How does bath_first work in GRU/LSTM

So I created a GRU for a sentiment classification task.

class GRU(nn.Module):
    def __init__(self, vocab_size, emb_size,hid_size, out_size, n_layers,bi,drop,pad_tok):
        super().__init__()
        self.embedding = nn.Embedding(vocab_size,emb_size,padding_idx=pad_tok)
        self.gru = nn.GRU(emb_size,hid_size,num_layers = n_layers , bidirectional = bi,dropout=drop,batch_first=True)
        self.out = nn.Linear(hid_size*2 ,out_size)
        self.dropout = nn.Dropout(drop)
    def forward(self, x,text_lengths):
        print("Input shape:",x.shape)
        if(0 in text_lengths):
            text_lengths[len(text_lengths)-1]=1        
        embedd = self.dropout(self.embedding(x))
        packed_embedded = nn.utils.rnn.pack_padded_sequence(embedd, text_lengths)
        out,hidden =self.gru(packed_embedded)
        print("Hidden shape:",hidden.shape)        
        hidden = self.dropout(torch.cat((hidden[-2,:,:], hidden[-1,:,:]), dim = 1))
        return self.out(hidden.squeeze(0))

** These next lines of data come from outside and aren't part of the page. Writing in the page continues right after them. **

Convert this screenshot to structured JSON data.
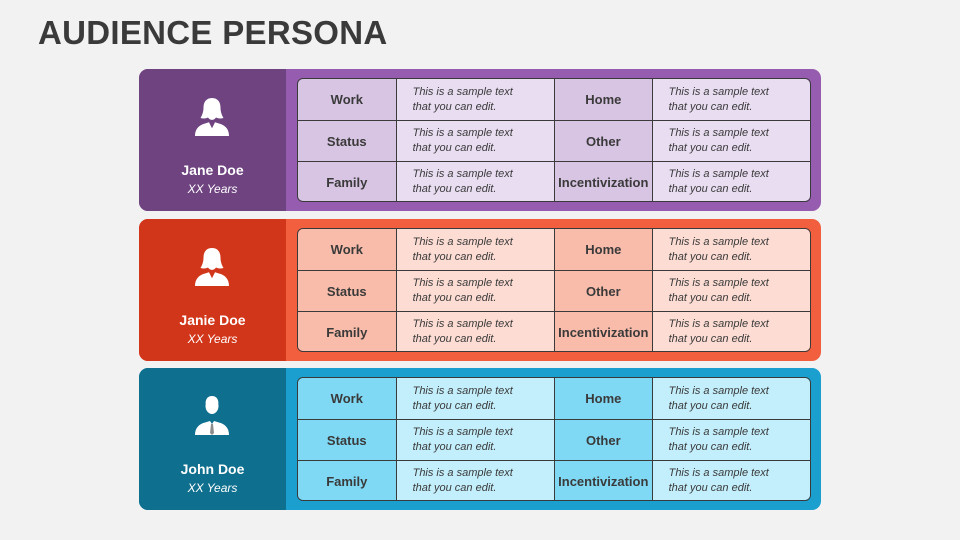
{
  "slide": {
    "title": "AUDIENCE PERSONA"
  },
  "personas": [
    {
      "name": "Jane Doe",
      "age": "XX Years",
      "icon": "female-user-icon",
      "colors": {
        "dark": "#6e4380",
        "frame": "#965cb0",
        "label_bg": "#d8c4e3",
        "text_bg": "#e9ddf1"
      },
      "rows": [
        {
          "label_a": "Work",
          "text_a": "This is a sample text that you can edit.",
          "label_b": "Home",
          "text_b": "This is a sample text that you can edit."
        },
        {
          "label_a": "Status",
          "text_a": "This is a sample text that you can edit.",
          "label_b": "Other",
          "text_b": "This is a sample text that you can edit."
        },
        {
          "label_a": "Family",
          "text_a": "This is a sample text that you can edit.",
          "label_b": "Incentivization",
          "text_b": "This is a sample text that you can edit."
        }
      ]
    },
    {
      "name": "Janie Doe",
      "age": "XX Years",
      "icon": "female-user-icon",
      "colors": {
        "dark": "#d2361a",
        "frame": "#f15f3f",
        "label_bg": "#f9bcaa",
        "text_bg": "#fcdcd3"
      },
      "rows": [
        {
          "label_a": "Work",
          "text_a": "This is a sample text that you can edit.",
          "label_b": "Home",
          "text_b": "This is a sample text that you can edit."
        },
        {
          "label_a": "Status",
          "text_a": "This is a sample text that you can edit.",
          "label_b": "Other",
          "text_b": "This is a sample text that you can edit."
        },
        {
          "label_a": "Family",
          "text_a": "This is a sample text that you can edit.",
          "label_b": "Incentivization",
          "text_b": "This is a sample text that you can edit."
        }
      ]
    },
    {
      "name": "John Doe",
      "age": "XX Years",
      "icon": "male-user-icon",
      "colors": {
        "dark": "#0f6f8e",
        "frame": "#1a9fce",
        "label_bg": "#7fd9f5",
        "text_bg": "#c3eefb"
      },
      "rows": [
        {
          "label_a": "Work",
          "text_a": "This is a sample text that you can edit.",
          "label_b": "Home",
          "text_b": "This is a sample text that you can edit."
        },
        {
          "label_a": "Status",
          "text_a": "This is a sample text that you can edit.",
          "label_b": "Other",
          "text_b": "This is a sample text that you can edit."
        },
        {
          "label_a": "Family",
          "text_a": "This is a sample text that you can edit.",
          "label_b": "Incentivization",
          "text_b": "This is a sample text that you can edit."
        }
      ]
    }
  ]
}
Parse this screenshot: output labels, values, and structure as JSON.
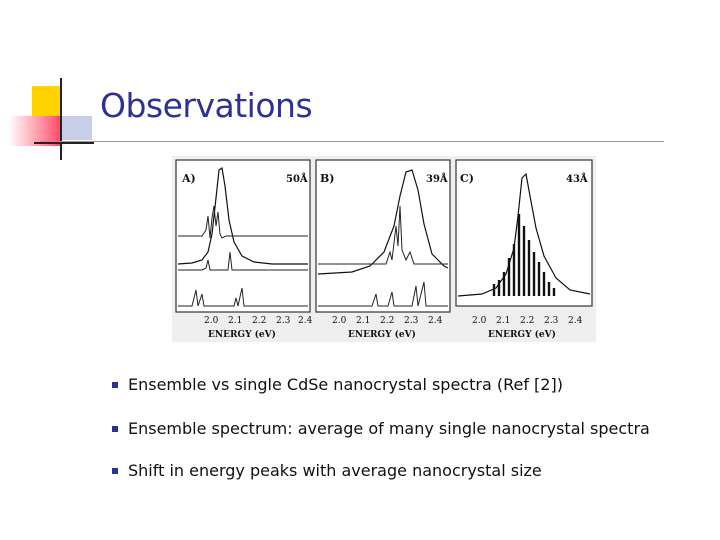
{
  "slide": {
    "title": "Observations",
    "bullets": [
      "Ensemble vs single CdSe nanocrystal spectra (Ref [2])",
      "Ensemble spectrum: average of many single nanocrystal spectra",
      "Shift in energy peaks with average nanocrystal size"
    ]
  },
  "figure": {
    "panels": [
      {
        "label": "A)",
        "size": "50Å"
      },
      {
        "label": "B)",
        "size": "39Å"
      },
      {
        "label": "C)",
        "size": "43Å"
      }
    ],
    "tick_labels": [
      "2.0",
      "2.1",
      "2.2",
      "2.3",
      "2.4"
    ],
    "xlabel": "ENERGY (eV)"
  },
  "colors": {
    "title": "#2e3192",
    "accent_yellow": "#ffd200",
    "accent_red": "#ff4a6a",
    "accent_blue": "#2e3192"
  }
}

So in both instances when I changed batch_first to True and False the model works and trains fine.But it shouldn’t as by setting it to true the model expects the first dimension to be the batch size which isn’t in my case (it’s sequence length).The funny thing is the model seems to perform a little bit better when I set it to True , which again I think it shouldn’t . Can someone explain what’s happening behind this?

PyTorch and other frameworks only complain if the dimensions don’t match expected values. Apart from that, anything goes and there’s always the chance that the network learns at least something. It just doesn’t mean that it’s something meaningful. Here just some food for thoughts and steps I would try:

  • When you say the network trains fine, what does that mean. Only the training loss going down is not a sufficient metric. How about the test loss/accuracy.
  • pack_padded_sequence also has batch_first as optional parameter. Did you try various combinations of True/False together with oyr definition of GRU. Intuitively, both should have the same value values for batch_first.
  • pack_padded_sequence also has the optional parameter enforce_sorted which is by default False. In this case, the method expects the input sorted w.r.t. the the lengths of the sequences. I cannot see in your code where you sort your input.